Yeğenlerini kardeşinin vefatından sonra göremediğini aktaran Kuşçu, “Bu acı çok sıkıntı. Babamın acısı başka, kardeşimin acısı çok farklı. Karşı taraf çocuklarının hatasını üstlenmeyebilir fakat vicdanen sahiplenmemesi lazım. Bizim yaramıza merhem olup yeğenlerimi bize emanet edebilirlerdi.” sözlerini kullandı.
“Torunlarımı kaçıranlar kendileri”
Aile ve Toplumsal Hizmetler Bakanlığı’ndan yetkililerin meskenine ziyarette bulunduklarını ve bakabileceğine dair rapor hazırlandığını lisana getiren anne Kuşçu ise “Torunlarımı bana göstermiyorlar. Torunlarımı kaçıracağımı düşünüyorlar. Halbuki torunlarımı kaçıranlar kendileri. Torunlarım gelecek diye ben oda kurdum.

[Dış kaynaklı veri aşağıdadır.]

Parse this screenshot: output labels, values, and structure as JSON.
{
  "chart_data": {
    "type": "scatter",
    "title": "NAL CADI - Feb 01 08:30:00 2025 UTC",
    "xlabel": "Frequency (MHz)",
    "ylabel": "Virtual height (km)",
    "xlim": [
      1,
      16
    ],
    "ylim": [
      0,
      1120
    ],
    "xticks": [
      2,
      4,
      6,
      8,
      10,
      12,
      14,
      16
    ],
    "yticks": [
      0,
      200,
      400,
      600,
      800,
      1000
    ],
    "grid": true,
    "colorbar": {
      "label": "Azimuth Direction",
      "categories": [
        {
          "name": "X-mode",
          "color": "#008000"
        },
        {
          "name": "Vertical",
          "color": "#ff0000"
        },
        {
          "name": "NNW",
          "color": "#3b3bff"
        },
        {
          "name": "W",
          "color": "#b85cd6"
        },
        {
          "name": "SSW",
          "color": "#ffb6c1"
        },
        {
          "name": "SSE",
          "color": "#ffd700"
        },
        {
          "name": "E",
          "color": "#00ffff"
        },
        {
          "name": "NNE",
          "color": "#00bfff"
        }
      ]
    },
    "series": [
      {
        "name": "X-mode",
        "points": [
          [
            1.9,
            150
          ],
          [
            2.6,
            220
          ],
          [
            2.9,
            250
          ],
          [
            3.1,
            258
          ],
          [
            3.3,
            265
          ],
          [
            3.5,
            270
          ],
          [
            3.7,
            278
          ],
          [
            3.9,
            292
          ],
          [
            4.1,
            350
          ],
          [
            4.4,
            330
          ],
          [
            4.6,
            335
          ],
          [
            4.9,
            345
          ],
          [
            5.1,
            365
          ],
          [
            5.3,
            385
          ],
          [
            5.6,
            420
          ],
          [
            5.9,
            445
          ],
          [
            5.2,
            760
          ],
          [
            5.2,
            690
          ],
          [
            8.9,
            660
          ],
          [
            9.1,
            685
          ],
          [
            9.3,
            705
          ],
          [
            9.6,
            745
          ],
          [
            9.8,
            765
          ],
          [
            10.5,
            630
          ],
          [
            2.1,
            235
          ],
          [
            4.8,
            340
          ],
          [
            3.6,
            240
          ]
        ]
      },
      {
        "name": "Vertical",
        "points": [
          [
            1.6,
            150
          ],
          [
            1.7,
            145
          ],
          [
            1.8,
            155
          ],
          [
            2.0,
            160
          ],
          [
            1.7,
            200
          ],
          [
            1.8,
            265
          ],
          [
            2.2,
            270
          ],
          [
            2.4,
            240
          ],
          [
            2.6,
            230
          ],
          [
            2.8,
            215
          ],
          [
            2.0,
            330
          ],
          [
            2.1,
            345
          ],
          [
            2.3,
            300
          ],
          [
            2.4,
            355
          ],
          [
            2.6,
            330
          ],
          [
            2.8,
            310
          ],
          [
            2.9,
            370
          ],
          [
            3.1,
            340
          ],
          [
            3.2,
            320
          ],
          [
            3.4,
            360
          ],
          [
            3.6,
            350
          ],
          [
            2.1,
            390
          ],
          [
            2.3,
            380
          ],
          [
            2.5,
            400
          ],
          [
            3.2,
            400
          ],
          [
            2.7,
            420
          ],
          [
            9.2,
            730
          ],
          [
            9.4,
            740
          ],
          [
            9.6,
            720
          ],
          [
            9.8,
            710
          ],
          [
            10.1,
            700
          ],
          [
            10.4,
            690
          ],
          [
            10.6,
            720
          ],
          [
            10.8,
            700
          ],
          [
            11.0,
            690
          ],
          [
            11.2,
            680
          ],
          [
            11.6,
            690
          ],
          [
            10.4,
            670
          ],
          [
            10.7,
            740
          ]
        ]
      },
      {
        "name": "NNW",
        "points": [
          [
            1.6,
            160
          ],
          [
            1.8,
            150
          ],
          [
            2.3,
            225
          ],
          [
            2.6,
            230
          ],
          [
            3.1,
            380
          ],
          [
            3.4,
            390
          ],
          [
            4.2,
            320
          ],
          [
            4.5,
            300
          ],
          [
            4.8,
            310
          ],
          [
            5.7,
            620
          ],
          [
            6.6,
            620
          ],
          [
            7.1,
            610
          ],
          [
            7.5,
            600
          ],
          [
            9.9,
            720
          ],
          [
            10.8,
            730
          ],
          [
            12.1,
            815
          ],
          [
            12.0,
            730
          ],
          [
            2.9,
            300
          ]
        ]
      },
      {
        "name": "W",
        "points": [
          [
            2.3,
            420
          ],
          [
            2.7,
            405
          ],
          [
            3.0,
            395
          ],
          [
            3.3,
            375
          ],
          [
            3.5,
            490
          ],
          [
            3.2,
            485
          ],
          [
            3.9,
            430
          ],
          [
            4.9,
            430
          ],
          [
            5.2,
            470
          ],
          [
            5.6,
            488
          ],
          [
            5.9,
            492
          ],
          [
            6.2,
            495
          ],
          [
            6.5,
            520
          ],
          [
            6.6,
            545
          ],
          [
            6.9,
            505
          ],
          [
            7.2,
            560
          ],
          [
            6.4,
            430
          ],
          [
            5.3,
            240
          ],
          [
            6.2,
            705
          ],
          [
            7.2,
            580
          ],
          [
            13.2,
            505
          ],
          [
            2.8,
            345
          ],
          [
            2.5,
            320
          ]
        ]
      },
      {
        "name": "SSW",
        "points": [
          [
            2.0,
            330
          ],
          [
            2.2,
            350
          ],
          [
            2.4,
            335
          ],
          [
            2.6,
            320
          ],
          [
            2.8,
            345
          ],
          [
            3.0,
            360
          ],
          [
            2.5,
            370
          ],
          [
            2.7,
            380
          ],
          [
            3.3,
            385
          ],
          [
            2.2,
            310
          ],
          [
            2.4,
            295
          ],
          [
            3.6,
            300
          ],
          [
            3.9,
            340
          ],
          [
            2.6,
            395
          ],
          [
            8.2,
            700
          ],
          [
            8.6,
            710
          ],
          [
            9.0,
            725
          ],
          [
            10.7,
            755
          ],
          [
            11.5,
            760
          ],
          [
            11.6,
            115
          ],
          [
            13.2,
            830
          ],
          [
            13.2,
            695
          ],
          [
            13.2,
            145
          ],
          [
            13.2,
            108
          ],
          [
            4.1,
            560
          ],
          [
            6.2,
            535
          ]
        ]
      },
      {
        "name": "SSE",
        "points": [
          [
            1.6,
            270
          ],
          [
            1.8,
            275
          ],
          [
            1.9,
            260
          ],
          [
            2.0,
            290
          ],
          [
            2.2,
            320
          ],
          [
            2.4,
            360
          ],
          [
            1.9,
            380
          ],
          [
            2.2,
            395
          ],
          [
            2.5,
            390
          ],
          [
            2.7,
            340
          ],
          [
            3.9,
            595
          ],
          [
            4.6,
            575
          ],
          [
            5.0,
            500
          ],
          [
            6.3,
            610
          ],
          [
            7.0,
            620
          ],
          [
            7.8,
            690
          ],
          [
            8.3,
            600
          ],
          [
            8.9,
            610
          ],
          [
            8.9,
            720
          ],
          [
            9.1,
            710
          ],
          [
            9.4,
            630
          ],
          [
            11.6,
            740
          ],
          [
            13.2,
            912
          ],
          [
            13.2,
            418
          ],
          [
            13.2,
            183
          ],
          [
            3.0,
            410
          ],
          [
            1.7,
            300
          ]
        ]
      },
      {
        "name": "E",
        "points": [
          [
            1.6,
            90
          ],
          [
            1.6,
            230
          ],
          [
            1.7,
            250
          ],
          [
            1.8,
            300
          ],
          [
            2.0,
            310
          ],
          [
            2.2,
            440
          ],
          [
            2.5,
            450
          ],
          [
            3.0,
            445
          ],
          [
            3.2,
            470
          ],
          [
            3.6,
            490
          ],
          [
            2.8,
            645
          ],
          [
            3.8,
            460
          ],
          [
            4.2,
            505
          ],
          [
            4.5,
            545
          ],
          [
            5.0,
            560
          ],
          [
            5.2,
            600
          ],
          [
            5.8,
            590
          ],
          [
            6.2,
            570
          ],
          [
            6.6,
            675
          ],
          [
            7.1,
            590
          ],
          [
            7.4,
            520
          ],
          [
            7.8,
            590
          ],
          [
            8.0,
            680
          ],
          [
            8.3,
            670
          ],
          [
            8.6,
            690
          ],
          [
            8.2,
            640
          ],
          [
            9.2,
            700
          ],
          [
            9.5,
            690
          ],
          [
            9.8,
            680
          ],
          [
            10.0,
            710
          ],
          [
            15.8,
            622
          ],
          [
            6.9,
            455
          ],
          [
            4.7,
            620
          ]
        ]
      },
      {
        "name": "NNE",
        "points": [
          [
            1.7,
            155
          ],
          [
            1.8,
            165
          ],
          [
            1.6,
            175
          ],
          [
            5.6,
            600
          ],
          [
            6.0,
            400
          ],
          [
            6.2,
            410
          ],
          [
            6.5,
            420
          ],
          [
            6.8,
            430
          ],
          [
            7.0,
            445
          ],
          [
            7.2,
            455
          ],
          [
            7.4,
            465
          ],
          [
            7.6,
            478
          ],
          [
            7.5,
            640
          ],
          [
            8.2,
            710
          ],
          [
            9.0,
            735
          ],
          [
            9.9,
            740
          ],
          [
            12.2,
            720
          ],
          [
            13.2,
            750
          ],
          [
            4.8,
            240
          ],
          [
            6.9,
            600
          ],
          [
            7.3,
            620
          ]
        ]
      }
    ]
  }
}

Aile ve Toplumsal Hizmetler Bakanlığı’ndan geldiler. Benim bakabileceğime dair rapor tutmuşlar ve kabul de edilmiş. Evvelce çocukları istemiyorlardı. Yetimhaneye vermek istiyorlardı. Artık de vermemek için direniyorlar. Benim fikrim, torunlarımdan bir çıkarları var ki ondan vermek istemiyorlar.” açıklamasında bulundu.